How much power is too much power?
The NSW Government is celebrating their new law giving NSW Police the power to search convicted drug dealers without warrant. Deputy Premier Paul Toole says that “police will be in criminals’ faces more than ever”. Once you are a convicted drug trafficker police can enter your home at any time for the next 10 years without a warrant.
Maybe more criminal behaviour will be detected because of the new law. The politicians therefore voted it in. They also needed a quick win with the public in light of the number of gangland shootings that have happened in NSW in the last year or two.
But, did the politicians ever consider that the law comes at a significant cost? The cost of our civil liberties and the cost of the rule of law (meaning that every person is innocent until proven guilty) and the premise of our entire system of law. The pillars of our system are the rule of law and the separation of powers. That is, there is a separation between the Parliament (the law makers) the Executive (the Queen, Prime Minister and ministers – that put the law into action) and the Judiciary (courts – who interpret the law and make judgments on it). The whole reason we have a separate judicial system and judicial oversight into the law making and enforcing part of the system is to make sure no one has all the power. History has shown that there are only bad outcomes for citizens when all the power rests in the one place.
Significantly, the law will inevitably come at the cost of NSW Police abusing their power. If you think Police (NSW or otherwise) don’t abuse their power – come to court. Read the press. Before this new law, police needed independent oversight from a judicial officer to obtain a warrant to enter someone’s home. That process was not particularly difficult for police. Search warrants are granted every single day on the basis of the police outlining their suspicion on “reasonable” grounds that it is necessary.
The process was not broken.
Even when the police have to make formal application for a warrant they abuse their power. That is – they make improper and unsubstantiated claims to obtain a warrant, even when they know a judicial officer will review it. I despair as to what will now happen when there is absolutely no oversight for the police to obtain incredibly broad powers including entering the sanctity of someone’s home, anytime they want.
Here’s an example:
- A young woman meets a boy at a music festival, at 18. There was another girl who has her eyes on the same boy and is very put out and hurt (the other woman). Our young woman has on her 3 grams of cocaine or more than 3 grams of MDMA (ecstasy). Not many tablets to get over 3 grams. She is charged. Being in possession of 3 grams of cocaine or MDMA or more means, there is a presumption of drug trafficking that needs to be rebutted by her. Let’s say she can’t rebut that presumption – she then becomes a convicted drug trafficker by the definition of the law.
- Or, she gives her friend a little bit to have (not sells it to her) – just one pill – she is also a drug trafficker by definition of the law.
- Or, she once had a drug problem and sells a bit to keep funding her drug habit – she’s a drug trafficker.
Police can now come into her home and search it without warrant anytime they want for the next 10 years.

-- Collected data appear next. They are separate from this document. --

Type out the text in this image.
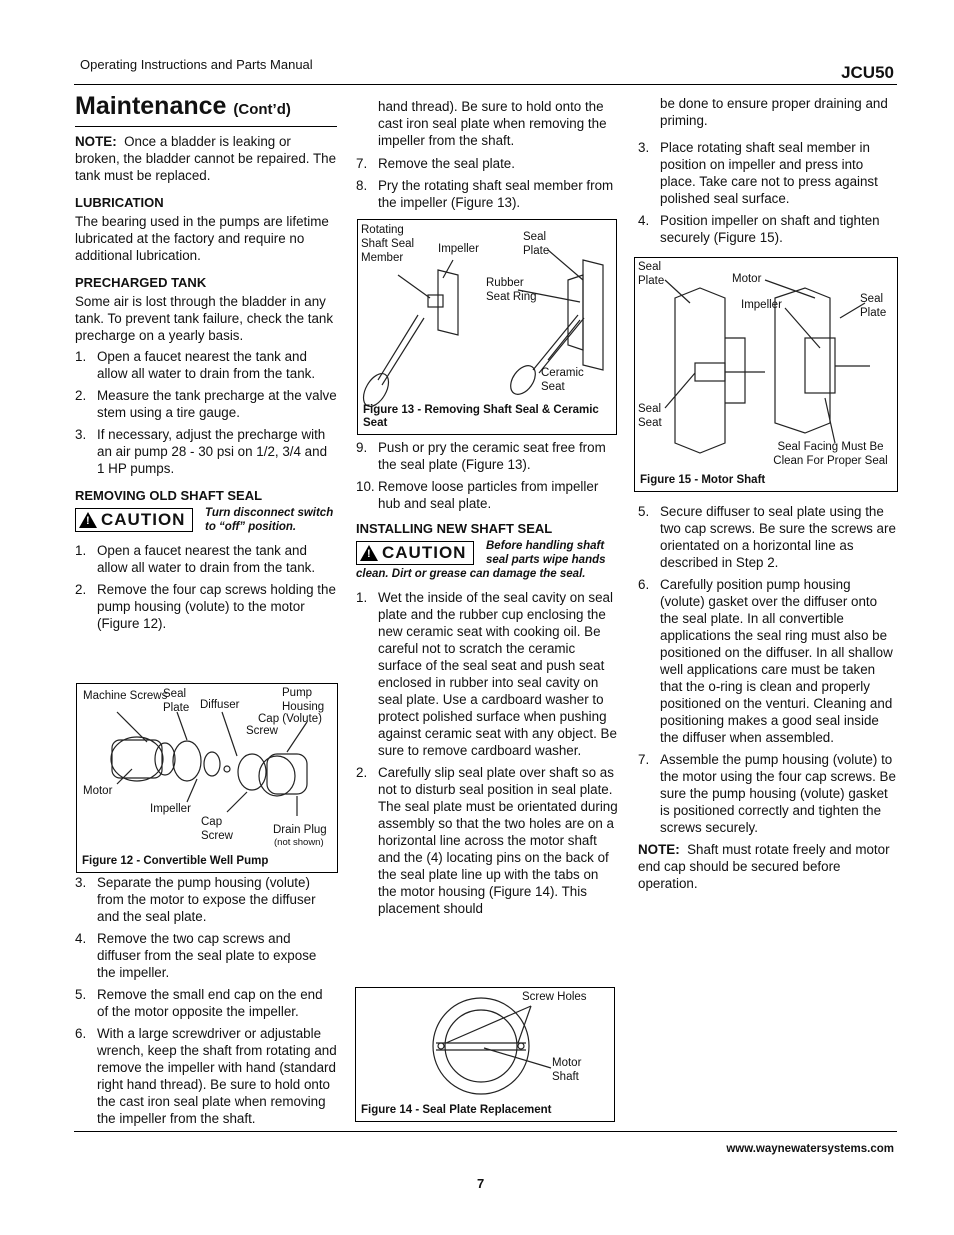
Operating Instructions and Parts Manual	JCU50
Maintenance (Cont’d)

NOTE: Once a bladder is leaking or broken, the bladder cannot be repaired. The tank must be replaced.

LUBRICATION

The bearing used in the pumps are lifetime lubricated at the factory and require no additional lubrication.

PRECHARGED TANK

Some air is lost through the bladder in any tank. To prevent tank failure, check the tank precharge on a yearly basis.

1. Open a faucet nearest the tank and allow all water to drain from the tank.
2. Measure the tank precharge at the valve stem using a tire gauge.
3. If necessary, adjust the precharge with an air pump 28 - 30 psi on 1/2, 3/4 and 1 HP pumps.
REMOVING OLD SHAFT SEAL
!
CAUTION Turn disconnect switch to “off” position.
1. Open a faucet nearest the tank and allow all water to drain from the tank.
2. Remove the four cap screws holding the pump housing (volute) to the motor (Figure 12).
Machine Screws
Seal Plate Diffuser
Pump Housing
Cap (Volute)
Screw
Motor
Impeller
Cap Screw	Drain Plug
(not shown)
Figure 12 - Convertible Well Pump
3. Separate the pump housing (volute) from the motor to expose the diffuser and the seal plate.
4. Remove the two cap screws and diffuser from the seal plate to expose the impeller.
5. Remove the small end cap on the end of the motor opposite the impeller.
6. With a large screwdriver or adjustable wrench, keep the shaft from rotating and remove the impeller with hand (standard right hand thread). Be sure to hold onto the cast iron seal plate when removing the impeller from the shaft.
hand thread). Be sure to hold onto the cast iron seal plate when removing the impeller from the shaft.
7. Remove the seal plate.
8. Pry the rotating shaft seal member from the impeller (Figure 13).
Rotating Shaft Seal Member
Impeller
Seal Plate
Rubber Seat Ring
Ceramic Seat
Figure 13 - Removing Shaft Seal & Ceramic Seat
9. Push or pry the ceramic seat free from the seal plate (Figure 13).
10. Remove loose particles from impeller hub and seal plate.
INSTALLING NEW SHAFT SEAL
!
CAUTION Before handling shaft seal parts wipe hands clean. Dirt or grease can damage the seal.
1. Wet the inside of the seal cavity on seal plate and the rubber cup enclosing the new ceramic seat with cooking oil. Be careful not to scratch the ceramic surface of the seal seat and push seat enclosed in rubber into seal cavity on seal plate. Use a cardboard washer to protect polished surface when pushing against ceramic seat with any object. Be sure to remove cardboard washer.
2. Carefully slip seal plate over shaft so as not to disturb seal position in seal plate. The seal plate must be orientated during assembly so that the two holes are on a horizontal line across the motor shaft and the (4) locating pins on the back of the seal plate line up with the tabs on the motor housing (Figure 14). This placement should
Screw Holes
Motor Shaft
Figure 14 - Seal Plate Replacement
be done to ensure proper draining and priming.
3. Place rotating shaft seal member in position on impeller and press into place. Take care not to press against polished seal surface.
4. Position impeller on shaft and tighten securely (Figure 15).
Seal Plate	Motor
Impeller	Seal Plate
Seal Seat
Seal Facing Must Be Clean For Proper Seal
Figure 15 - Motor Shaft
5. Secure diffuser to seal plate using the two cap screws. Be sure the screws are orientated on a horizontal line as described in Step 2.
6. Carefully position pump housing (volute) gasket over the diffuser onto the seal plate. In all convertible applications the seal ring must also be positioned on the diffuser. In all shallow well applications care must be taken that the o-ring is clean and properly positioned on the venturi. Cleaning and positioning makes a good seal inside the diffuser when assembled.
7. Assemble the pump housing (volute) to the motor using the four cap screws. Be sure the pump housing (volute) gasket is positioned correctly and tighten the screws securely.

NOTE: Shaft must rotate freely and motor end cap should be secured before operation.

www.waynewatersystems.com
7
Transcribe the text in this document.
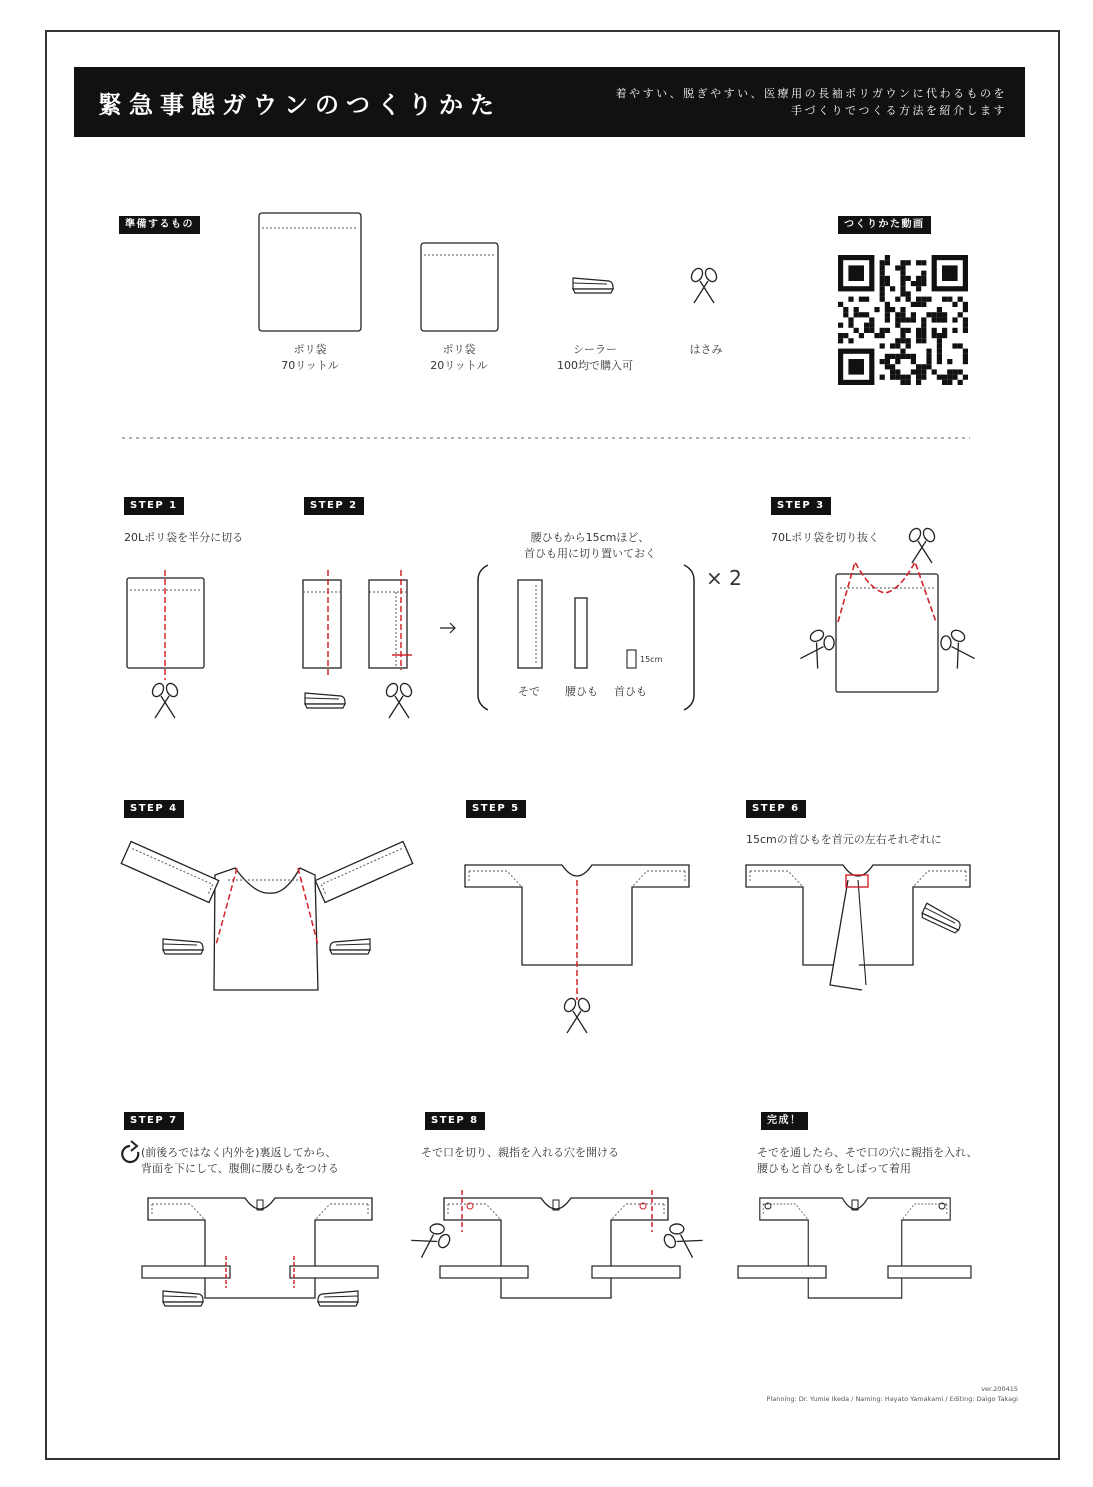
緊急事態ガウンのつくりかた	着やすい、脱ぎやすい、医療用の長袖ポリガウンに代わるものを
手づくりでつくる方法を紹介します
準備するもの	つくりかた動画
ポリ袋
70リットル
ポリ袋
20リットル
シーラー
100均で購入可
はさみ
STEP 1
20Lポリ袋を半分に切る
STEP 2
腰ひもから15cmほど、
首ひも用に切り置いておく
× 2
そで 腰ひも 首ひも
15cm
STEP 3
70Lポリ袋を切り抜く
STEP 4	STEP 5	STEP 6
15cmの首ひもを首元の左右それぞれに
STEP 7
(前後ろではなく内外を)裏返してから、
背面を下にして、腹側に腰ひもをつける
STEP 8
そで口を切り、親指を入れる穴を開ける
完成！
そでを通したら、そで口の穴に親指を入れ、
腰ひもと首ひもをしばって着用
ver.200415
Planning: Dr. Yumie Ikeda / Naming: Hayato Yamakami / Editing: Daigo Takagi
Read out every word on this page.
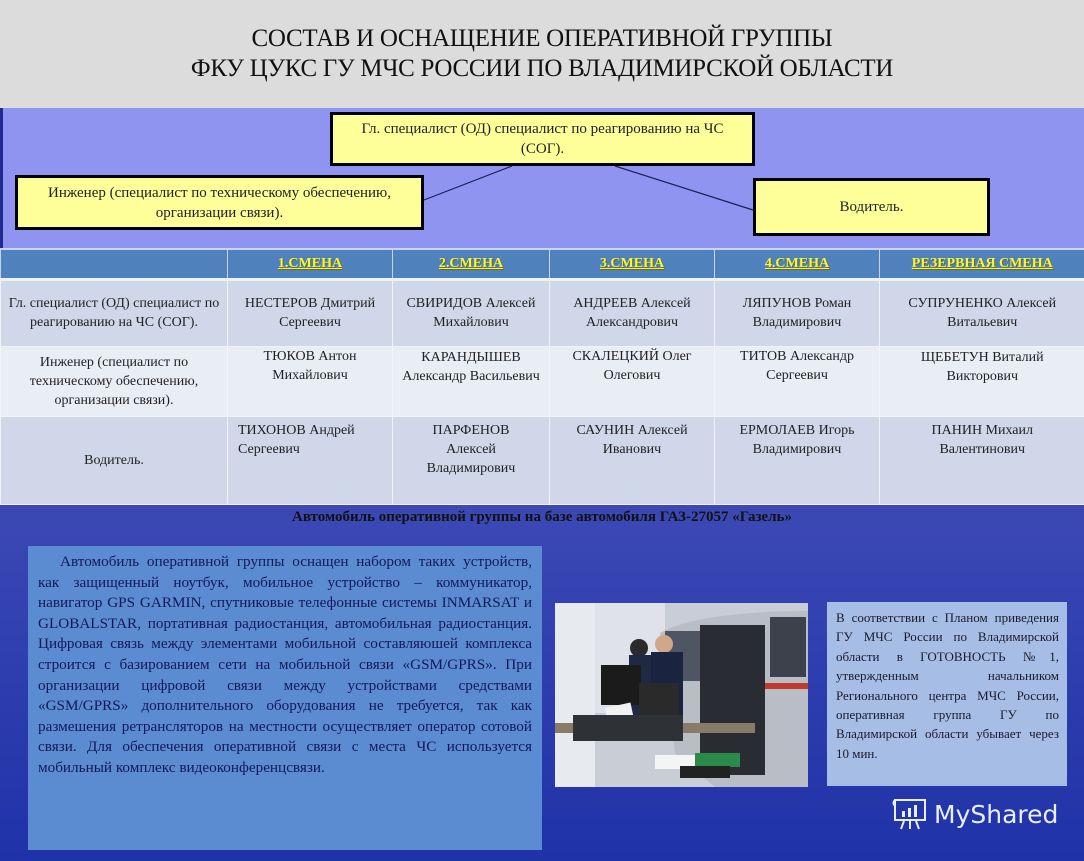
СОСТАВ И ОСНАЩЕНИЕ ОПЕРАТИВНОЙ ГРУППЫ
ФКУ ЦУКС ГУ МЧС РОССИИ ПО ВЛАДИМИРСКОЙ ОБЛАСТИ
Гл. специалист (ОД) специалист по реагированию на ЧС (СОГ).
Инженер (специалист по техническому обеспечению, организации связи).	Водитель.
	1.СМЕНА	2.СМЕНА	3.СМЕНА	4.СМЕНА	РЕЗЕРВНАЯ СМЕНА
Гл. специалист (ОД) специалист по реагированию на ЧС (СОГ).	НЕСТЕРОВ Дмитрий Сергеевич	СВИРИДОВ Алексей Михайлович	АНДРЕЕВ Алексей Александрович	ЛЯПУНОВ Роман Владимирович	СУПРУНЕНКО Алексей Витальевич
Инженер (специалист по техническому обеспечению, организации связи).	ТЮКОВ Антон Михайлович	КАРАНДЫШЕВ Александр Васильевич	СКАЛЕЦКИЙ Олег Олегович	ТИТОВ Александр Сергеевич	ЩЕБЕТУН Виталий Викторович
Водитель.	ТИХОНОВ Андрей Сергеевич	ПАРФЕНОВ Алексей Владимирович	САУНИН Алексей Иванович	ЕРМОЛАЕВ Игорь Владимирович	ПАНИН Михаил Валентинович
Автомобиль оперативной группы на базе автомобиля ГАЗ-27057 «Газель»

Автомобиль оперативной группы оснащен набором таких устройств, как защищенный ноутбук, мобильное устройство – коммуникатор, навигатор GPS GARMIN, спутниковые телефонные системы INMARSAT и GLOBALSTAR, портативная радиостанция, автомобильная радиостанция. Цифровая связь между элементами мобильной составляюшей комплекса строится с базированием сети на мобильной связи «GSM/GPRS». При организации цифровой связи между устройствами средствами «GSM/GPRS» дополнительного оборудования не требуется, так как размешения ретрансляторов на местности осуществляет оператор сотовой связи. Для обеспечения оперативной связи с места ЧС используется мобильный комплекс видеоконференцсвязи.

В соответствии с Планом приведения ГУ МЧС России по Владимирской области в ГОТОВНОСТЬ №1, утвержденным начальником Регионального центра МЧС России, оперативная группа ГУ по Владимирской области убывает через 10 мин.
MyShared
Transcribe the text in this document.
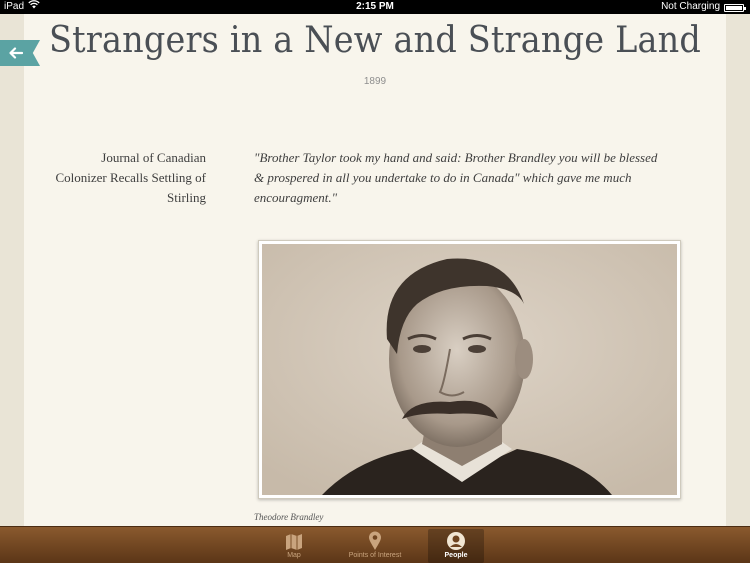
iPad	2:15 PM	Not Charging
Strangers in a New and Strange Land
1899
Journal of Canadian Colonizer Recalls Settling of Stirling
"Brother Taylor took my hand and said: Brother Brandley you will be blessed & prospered in all you undertake to do in Canada" which gave me much encouragment."
Theodore Brandley
Map	Points of Interest	People
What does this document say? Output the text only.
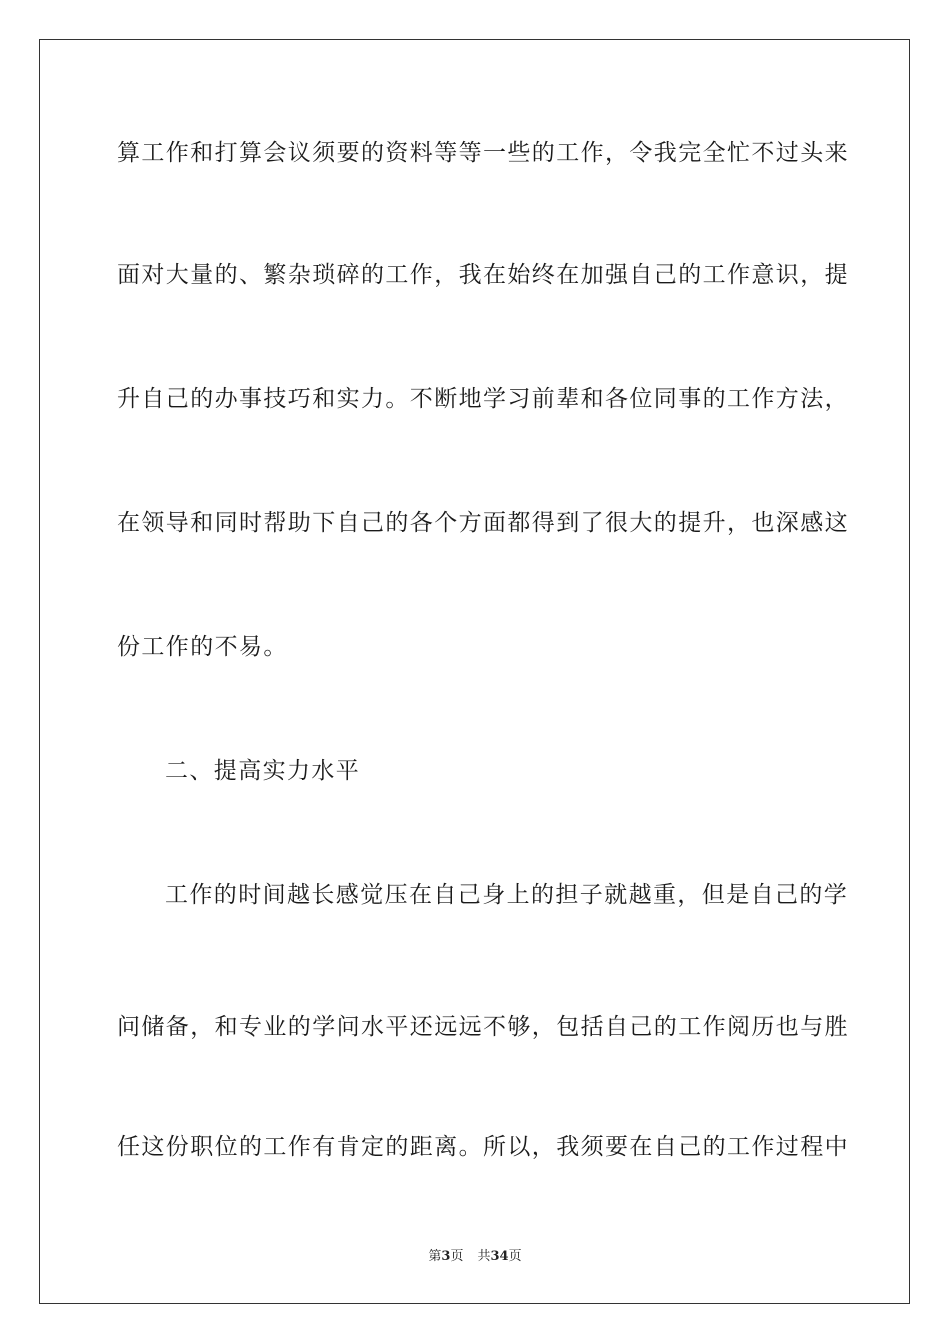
算工作和打算会议须要的资料等等一些的工作，令我完全忙不过头来
面对大量的、繁杂琐碎的工作，我在始终在加强自己的工作意识，提
升自己的办事技巧和实力。不断地学习前辈和各位同事的工作方法，
在领导和同时帮助下自己的各个方面都得到了很大的提升，也深感这
份工作的不易。
二、提高实力水平
工作的时间越长感觉压在自己身上的担子就越重，但是自己的学
问储备，和专业的学问水平还远远不够，包括自己的工作阅历也与胜
任这份职位的工作有肯定的距离。所以，我须要在自己的工作过程中
第3页 共34页
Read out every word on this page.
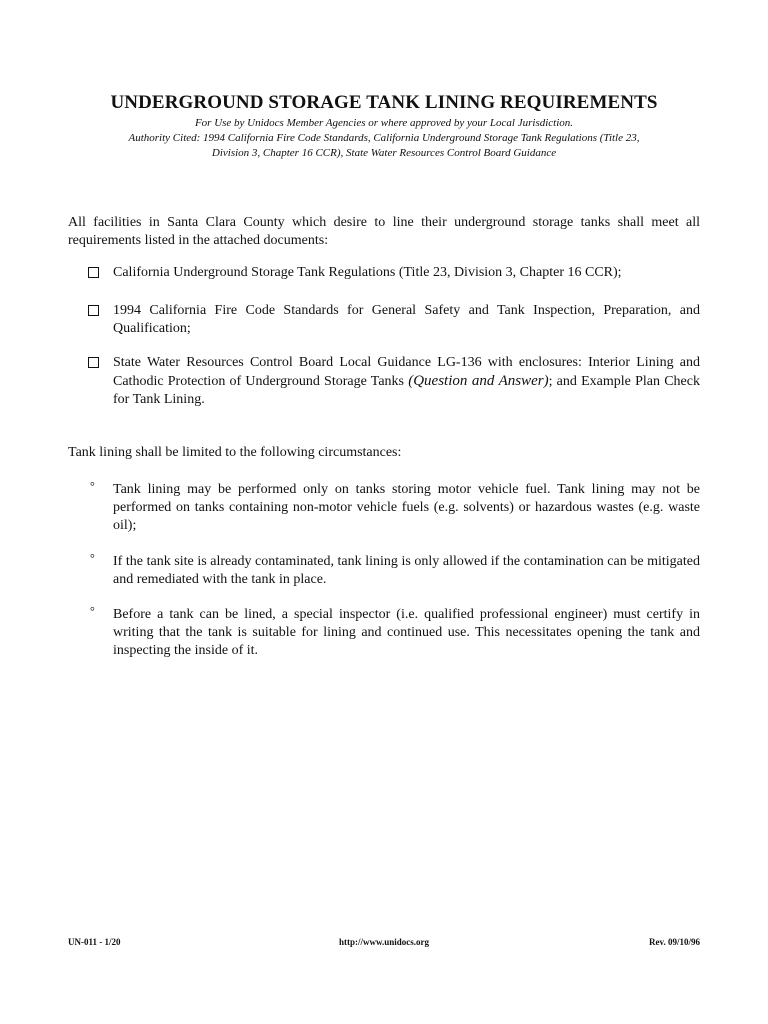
UNDERGROUND STORAGE TANK LINING REQUIREMENTS
For Use by Unidocs Member Agencies or where approved by your Local Jurisdiction.
Authority Cited: 1994 California Fire Code Standards, California Underground Storage Tank Regulations (Title 23,
Division 3, Chapter 16 CCR), State Water Resources Control Board Guidance
All facilities in Santa Clara County which desire to line their underground storage tanks shall meet all requirements listed in the attached documents:
California Underground Storage Tank Regulations (Title 23, Division 3, Chapter 16 CCR);
1994 California Fire Code Standards for General Safety and Tank Inspection, Preparation, and Qualification;
State Water Resources Control Board Local Guidance LG-136 with enclosures: Interior Lining and Cathodic Protection of Underground Storage Tanks (Question and Answer); and Example Plan Check for Tank Lining.
Tank lining shall be limited to the following circumstances:
° Tank lining may be performed only on tanks storing motor vehicle fuel. Tank lining may not be performed on tanks containing non-motor vehicle fuels (e.g. solvents) or hazardous wastes (e.g. waste oil);
° If the tank site is already contaminated, tank lining is only allowed if the contamination can be mitigated and remediated with the tank in place.
° Before a tank can be lined, a special inspector (i.e. qualified professional engineer) must certify in writing that the tank is suitable for lining and continued use. This necessitates opening the tank and inspecting the inside of it.
UN-011 - 1/20	http://www.unidocs.org	Rev. 09/10/96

The same young woman finishes university, never takes or sees drugs again after her charges, marries the boy she meet at the festival, has two kids and a great job. She’s now 27 years old, at home – has just kissed the kids good night and ready for bed. Police knock on the door.
Well you say, “that wouldn’t happen. Police wouldn’t do that.” The other woman became a NSW Police Officer. Her “reasonable suspicion” could be she saw her once at a music festival dealing drugs. Or it could be “I just don’t like her, she stole my man”. No one will ever know because the police don’t have to justify it to anyone now.
Some of you will say that they will only use these powers to search associates of crime gangs. But everyone in our country is entitled to the same presumption of innocence. What if they’ve been to gaol and done their time? Will sentencing of drug dealers now take into account the fact that at any time for the next 10 years they could have raided by the police without a warrant? Surely that is an extra punishment?
Unsurprisingly, the NSW Law Society has voiced serious concerns with the new police powers and the erosion of civil liberties and our legal system. There will always be crime, there has been crime since the beginning of time. Does that justify eroding the very core of our society? The current gangland war is, at its core, about money and power. Where there is money and power, there is corruption and crime. So, that takes me back to the separation of powers. Is it ok, in an effort to stop crime, to erode our rule of law and separation of power to give unfettered power to the arm of the system that enforces the law? History has shown what happens when one part of the system has too much power – it has always resulted in corruption and crime. Does that not bring us right back to what we are trying to avoid?